What's your collective sense of time frame?

Thanks so much.  

Z

The work DMT has done is fantastic, but, in brief, centralized nervous
systems create a different set of responsibilities for the campaign. In
fact, just a few issues with the video production related to a
centralized system can throw off our ability to connect to it at all.

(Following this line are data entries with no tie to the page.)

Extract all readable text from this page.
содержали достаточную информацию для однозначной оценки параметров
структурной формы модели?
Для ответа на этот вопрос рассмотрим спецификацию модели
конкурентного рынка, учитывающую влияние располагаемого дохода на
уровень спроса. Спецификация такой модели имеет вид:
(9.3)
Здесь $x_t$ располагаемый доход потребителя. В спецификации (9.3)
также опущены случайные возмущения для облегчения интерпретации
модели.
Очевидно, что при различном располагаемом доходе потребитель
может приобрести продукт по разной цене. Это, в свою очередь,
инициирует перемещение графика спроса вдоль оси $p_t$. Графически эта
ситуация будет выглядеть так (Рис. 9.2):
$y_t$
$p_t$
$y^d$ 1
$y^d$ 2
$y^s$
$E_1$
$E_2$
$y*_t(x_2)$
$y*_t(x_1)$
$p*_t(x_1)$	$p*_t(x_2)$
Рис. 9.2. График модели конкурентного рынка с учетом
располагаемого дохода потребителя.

We
have to be cautious here -- I'm sorry if its tough. 

Zephyr Teachout
Internet Organizing & Outreach
Dean for America
[EMAIL PROTECTED]
 
Meetup at http://www.deanforamerica.com/meetup
Get local at http://action.deanforamerica.com
Contribute at http://www.deanforamerica.com/contribute
 

-----Original Message-----
From: [EMAIL PROTECTED] [mailto:[EMAIL PROTECTED]
On Behalf Of Ka-Ping Yee
Sent: Saturday, August 02, 2003 2:40 AM
To: Zack Rosen
Cc: 'Jon Lebkowsky'; [EMAIL PROTECTED]
Subject: Re: [hackers] Edge-to-Edge Principle / Reed's Law

Zack & Jon -- i'm not sure it's a good idea to copy David Reed and
Larry Lessig on these huge e-mail messages.  It might be impolite to
ask their opinion Without giving them the context of the discussion.

(And for God's sake i finally had to fix the spelling in the subject.
I couldn't take it any more...)

Anyway, i just wanted to address one thing for now --

On Sat, 2 Aug 2003, Zack Rosen wrote:
> So either the media-network intelligence goes in the nodes of the
> network, or it goes straight to the center of the Dean Media Team
> mother-ship.

A few times now you've talked about "having to get permission from DMT"
or being "controlled by DMT", and now the "DMT mother-ship".  It's clear
that you don't like the idea of someone else telling us what to do.
But it's unfair to describe DMT so adversarially, as though they were
some sort of independent controlling entity.

There is no "us" and "them".  We are all on the same team.

We're in this together.  Would you feel different if we were talking
about america.fordean.net as the search hub instead?  Why does it
matter?

Slashdot has a reasonably open moderation system, where they hand out
moderator access to lots of people.  The end result of the moderation
is a pretty good consensus on which comments are informative and which
ones are pointless flames.  And i don't have a sense that the discussion
there is being stifled or censored by single-minded moderation.  (The
discussions may be biased because of the user population, but that's a
different thing).

Would you be so unhappy with a system that worked as well as Slashdot?
It would probably be better, since (a) we wouldn't be relying on a
couple of dictators to select all the articles, and (b) our user
population would probably be better-behaved.